“Brooklyn is the bedroom of New York”

"Brooklyn is the bedroom of New York" means that people may work in Manhattan, but they live in Brooklyn. Perhaps Walt Whitman coined this.

Brooklyn has also been called the "Dormitory of New York."


Wikipedia: Brooklyn
Brooklyn (/ˈbrʊklɪn/) is the most populous borough of New York City, with a census-estimated 2,629,150 residents in 2016. It borders the borough of Queens at the southwestern end of the same Long Island, and has several bridge connections to the nearby boroughs of Staten Island and Manhattan. Since 1896, the borough has been coterminous with Kings County, the most populous county in the U.S. state of New York and the second-most densely populated county in the United States, after the county of New York (which is coextensive with the borough of Manhattan).

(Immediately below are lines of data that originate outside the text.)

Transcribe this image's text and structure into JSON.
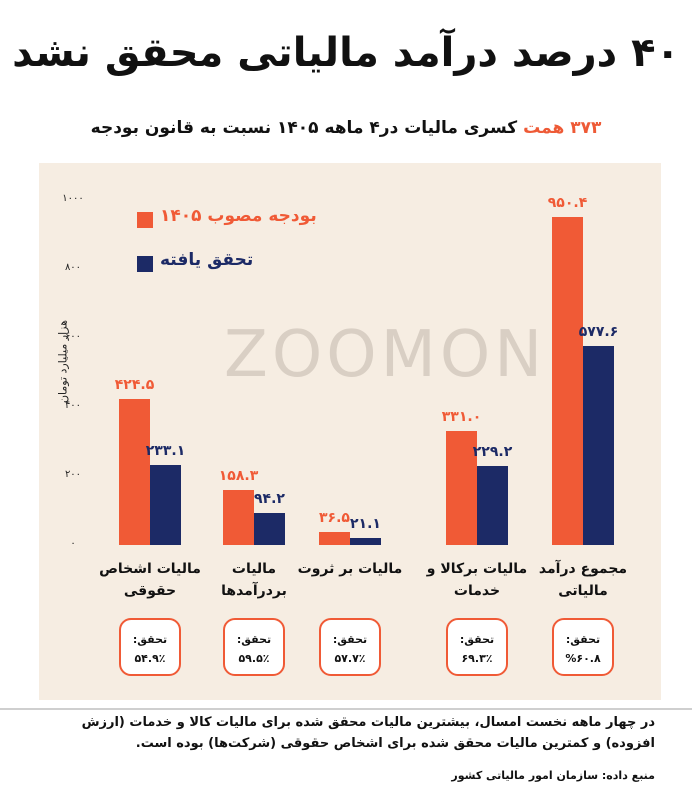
{
  "header": {
    "title": "۴۰ درصد درآمد مالیاتی محقق نشد",
    "subtitle_highlight": "۳۷۳ همت",
    "subtitle_rest": " کسری مالیات در۴ ماهه ۱۴۰۵ نسبت به قانون بودجه"
  },
  "watermark": "ZOOMON",
  "chart_data": {
    "type": "bar",
    "ylabel": "هزار میلیارد تومان",
    "ylim": [
      0,
      1000
    ],
    "yticks": [
      0,
      200,
      400,
      600,
      800,
      1000
    ],
    "ytick_labels": [
      "۰",
      "۲۰۰",
      "۴۰۰",
      "۶۰۰",
      "۸۰۰",
      "۱۰۰۰"
    ],
    "categories": [
      "مالیات اشخاص حقوقی",
      "مالیات بردرآمدها",
      "مالیات بر ثروت",
      "مالیات برکالا و خدمات",
      "مجموع درآمد مالیاتی"
    ],
    "series": [
      {
        "name": "بودجه مصوب ۱۴۰۵",
        "color": "#f05a36",
        "values": [
          424.5,
          158.3,
          36.5,
          331.0,
          950.4
        ],
        "labels": [
          "۴۲۴.۵",
          "۱۵۸.۳",
          "۳۶.۵",
          "۳۳۱.۰",
          "۹۵۰.۴"
        ]
      },
      {
        "name": "تحقق یافته",
        "color": "#1c2a66",
        "values": [
          233.1,
          94.2,
          21.1,
          229.2,
          577.6
        ],
        "labels": [
          "۲۳۳.۱",
          "۹۴.۲",
          "۲۱.۱",
          "۲۲۹.۲",
          "۵۷۷.۶"
        ]
      }
    ],
    "realization_label": "تحقق:",
    "realization": [
      "۵۴.۹٪",
      "۵۹.۵٪",
      "۵۷.۷٪",
      "۶۹.۳٪",
      "%۶۰.۸"
    ]
  },
  "footer": {
    "note": "در چهار ماهه نخست امسال، بیشترین مالیات محقق شده برای مالیات کالا و خدمات (ارزش افزوده) و کمترین مالیات محقق شده برای اشخاص حقوقی (شرکت‌ها) بوده است.",
    "source": "منبع داده: سازمان امور مالیاتی کشور"
  }
}
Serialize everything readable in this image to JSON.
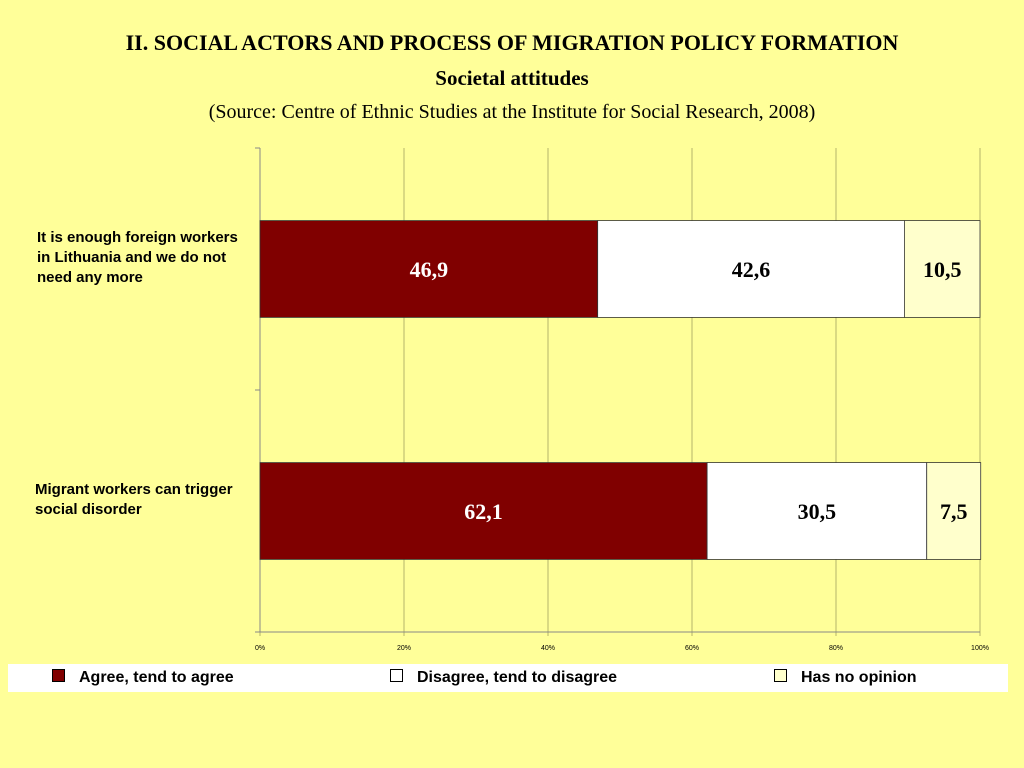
{
  "title": "II. SOCIAL ACTORS AND PROCESS OF MIGRATION POLICY FORMATION",
  "subtitle": "Societal attitudes",
  "source": "(Source: Centre of Ethnic Studies at the Institute for Social Research, 2008)",
  "chart_data": {
    "type": "bar",
    "orientation": "horizontal",
    "stacked": "percent",
    "categories": [
      "It is enough foreign workers in Lithuania and we do not need any more",
      "Migrant workers can trigger social disorder"
    ],
    "series": [
      {
        "name": "Agree, tend to agree",
        "values": [
          46.9,
          62.1
        ],
        "labels": [
          "46,9",
          "62,1"
        ],
        "color": "#800000",
        "label_color": "#FFFFFF"
      },
      {
        "name": "Disagree, tend to disagree",
        "values": [
          42.6,
          30.5
        ],
        "labels": [
          "42,6",
          "30,5"
        ],
        "color": "#FFFFFF",
        "label_color": "#000000"
      },
      {
        "name": "Has no opinion",
        "values": [
          10.5,
          7.5
        ],
        "labels": [
          "10,5",
          "7,5"
        ],
        "color": "#FFFFCC",
        "label_color": "#000000"
      }
    ],
    "xlim": [
      0,
      100
    ],
    "xticks": [
      "0%",
      "20%",
      "40%",
      "60%",
      "80%",
      "100%"
    ],
    "grid": true,
    "legend": "bottom"
  }
}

27 April 1872, Brooklyn (NY) Eagle, pg. 3:
As a commentary upon the flippant statement so frequently and easily bandied about, that Brooklyn is but the bedroom of New York, the fact is not without weight, that in this not overrated city of churches there is one interest alone in which over $15,000,000 are involved, and which, besides affording a means of livelihood to some ten thousands persons, pays to Uncle Sam an annual revenue of nearly $4,000,000.

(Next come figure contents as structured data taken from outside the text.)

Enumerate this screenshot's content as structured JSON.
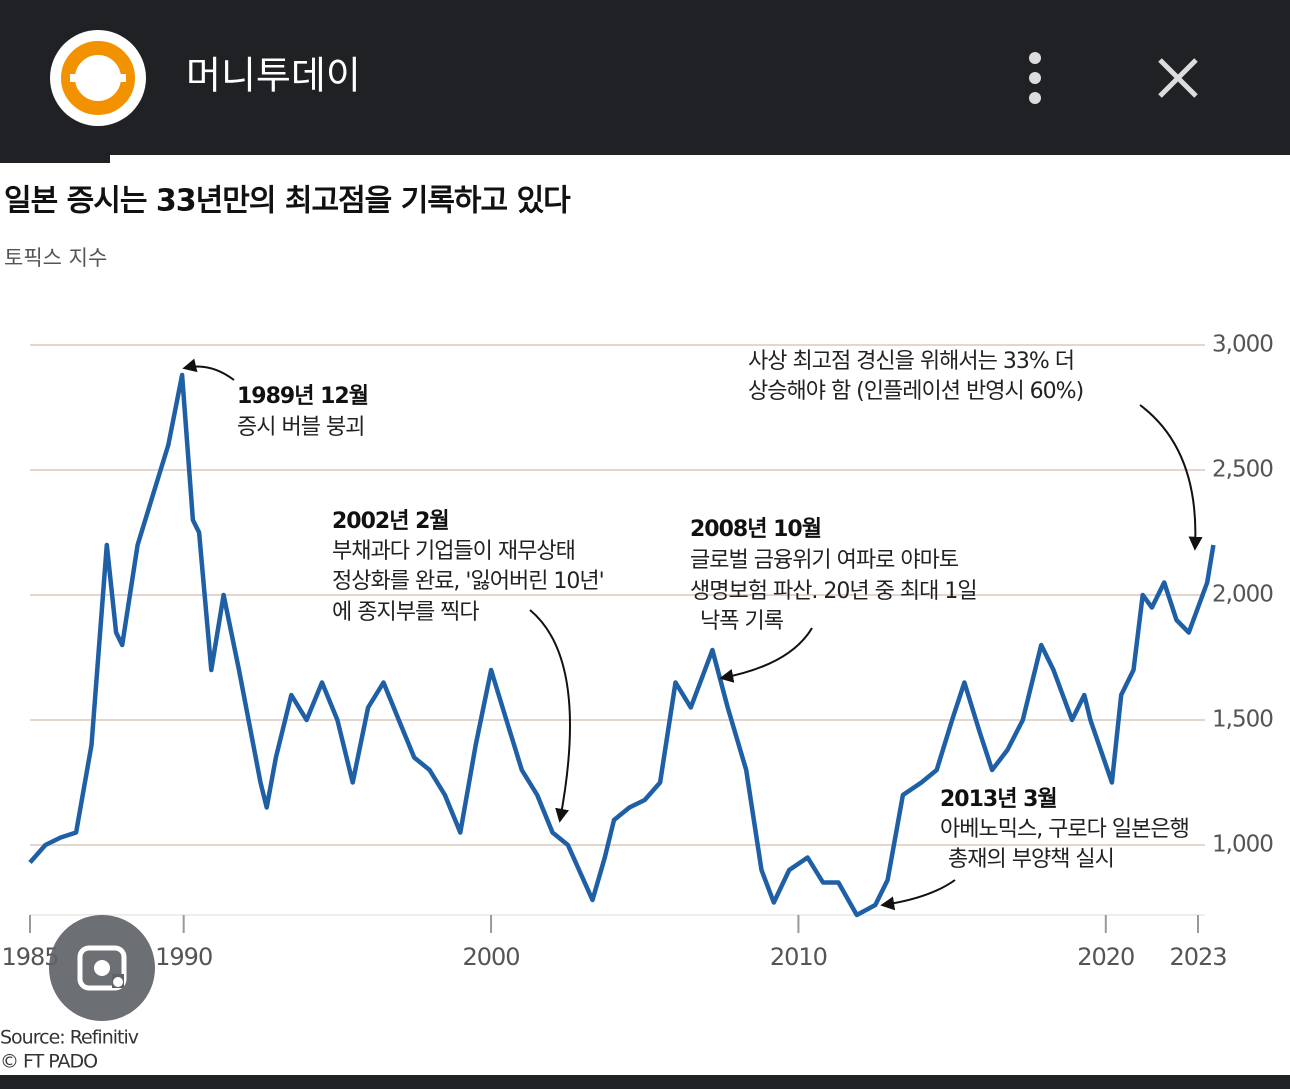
{
  "app_bar": {
    "title": "머니투데이"
  },
  "chart_data": {
    "type": "line",
    "title": "일본 증시는 33년만의 최고점을 기록하고 있다",
    "subtitle": "토픽스 지수",
    "color": "#1f5fa6",
    "x": [
      1985.0,
      1985.5,
      1986.0,
      1986.5,
      1987.0,
      1987.5,
      1987.8,
      1988.0,
      1988.5,
      1989.0,
      1989.5,
      1989.95,
      1990.3,
      1990.5,
      1990.9,
      1991.3,
      1991.8,
      1992.5,
      1992.7,
      1993.0,
      1993.5,
      1994.0,
      1994.5,
      1995.0,
      1995.5,
      1996.0,
      1996.5,
      1997.0,
      1997.5,
      1998.0,
      1998.5,
      1999.0,
      1999.5,
      2000.0,
      2000.5,
      2001.0,
      2001.5,
      2002.0,
      2002.5,
      2003.3,
      2003.7,
      2004.0,
      2004.5,
      2005.0,
      2005.5,
      2006.0,
      2006.5,
      2007.2,
      2007.7,
      2008.3,
      2008.8,
      2009.2,
      2009.7,
      2010.3,
      2010.8,
      2011.3,
      2011.9,
      2012.5,
      2012.9,
      2013.4,
      2014.0,
      2014.5,
      2015.0,
      2015.4,
      2015.9,
      2016.3,
      2016.8,
      2017.3,
      2017.9,
      2018.3,
      2018.9,
      2019.3,
      2019.5,
      2020.2,
      2020.5,
      2020.9,
      2021.2,
      2021.5,
      2021.9,
      2022.3,
      2022.7,
      2023.0,
      2023.3,
      2023.5
    ],
    "values": [
      930,
      1000,
      1030,
      1050,
      1400,
      2200,
      1850,
      1800,
      2200,
      2400,
      2600,
      2880,
      2300,
      2250,
      1700,
      2000,
      1700,
      1250,
      1150,
      1350,
      1600,
      1500,
      1650,
      1500,
      1250,
      1550,
      1650,
      1500,
      1350,
      1300,
      1200,
      1050,
      1400,
      1700,
      1500,
      1300,
      1200,
      1050,
      1000,
      780,
      950,
      1100,
      1150,
      1180,
      1250,
      1650,
      1550,
      1780,
      1550,
      1300,
      900,
      770,
      900,
      950,
      850,
      850,
      720,
      760,
      860,
      1200,
      1250,
      1300,
      1500,
      1650,
      1450,
      1300,
      1380,
      1500,
      1800,
      1700,
      1500,
      1600,
      1500,
      1250,
      1600,
      1700,
      2000,
      1950,
      2050,
      1900,
      1850,
      1950,
      2050,
      2200
    ],
    "xlim": [
      1985,
      2023
    ],
    "xticks": [
      1985,
      1990,
      2000,
      2010,
      2020,
      2023
    ],
    "ylim": [
      700,
      3000
    ],
    "yticks": [
      {
        "value": 1000,
        "label": "1,000"
      },
      {
        "value": 1500,
        "label": "1,500"
      },
      {
        "value": 2000,
        "label": "2,000"
      },
      {
        "value": 2500,
        "label": "2,500"
      },
      {
        "value": 3000,
        "label": "3,000"
      }
    ],
    "grid": true,
    "annotations": [
      {
        "title": "1989년 12월",
        "lines": [
          "증시 버블 붕괴"
        ]
      },
      {
        "title": "2002년 2월",
        "lines": [
          "부채과다 기업들이 재무상태",
          "정상화를 완료, '잃어버린 10년'",
          "에 종지부를 찍다"
        ]
      },
      {
        "title": "2008년 10월",
        "lines": [
          "글로벌 금융위기 여파로 야마토",
          "생명보험 파산. 20년 중 최대 1일",
          "낙폭 기록"
        ]
      },
      {
        "lines": [
          "사상 최고점 경신을 위해서는 33% 더",
          "상승해야 함 (인플레이션 반영시 60%)"
        ]
      },
      {
        "title": "2013년 3월",
        "lines": [
          "아베노믹스, 구로다 일본은행",
          "총재의 부양책 실시"
        ]
      }
    ],
    "source": "Source: Refinitiv",
    "credit": "© FT PADO"
  }
}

27 April 1887, Brooklyn (NY) Eagle, pg. 2:
...he would be ready to exclaim, "True the saying that 'Brooklyn is the bedroom of New York,'" and when he observes the immense traffic from these ferries and the bridge and throughout the city, and has seen the end of a few of the longest streets, he is already convinced that it is almost, if not quite, equal in extent and population to any of the six largest cities in Britain outside London.

22 January 1939, New York (NY) Times, pg. 20:
Almost a century ago Whitman picked up the old gibe, "Brooklyn is the bedroom of New York" and answered it with the oratorical dignity of a Brooklyn campaign speech today. "For the Island of Manhattan," he wrote, "when pitched upon by the first voyagers from Amsterdam, was selected mainly as their outpost or place for a trading station, a store and fort - and not for residence. Their residence, even from the beginning, was here."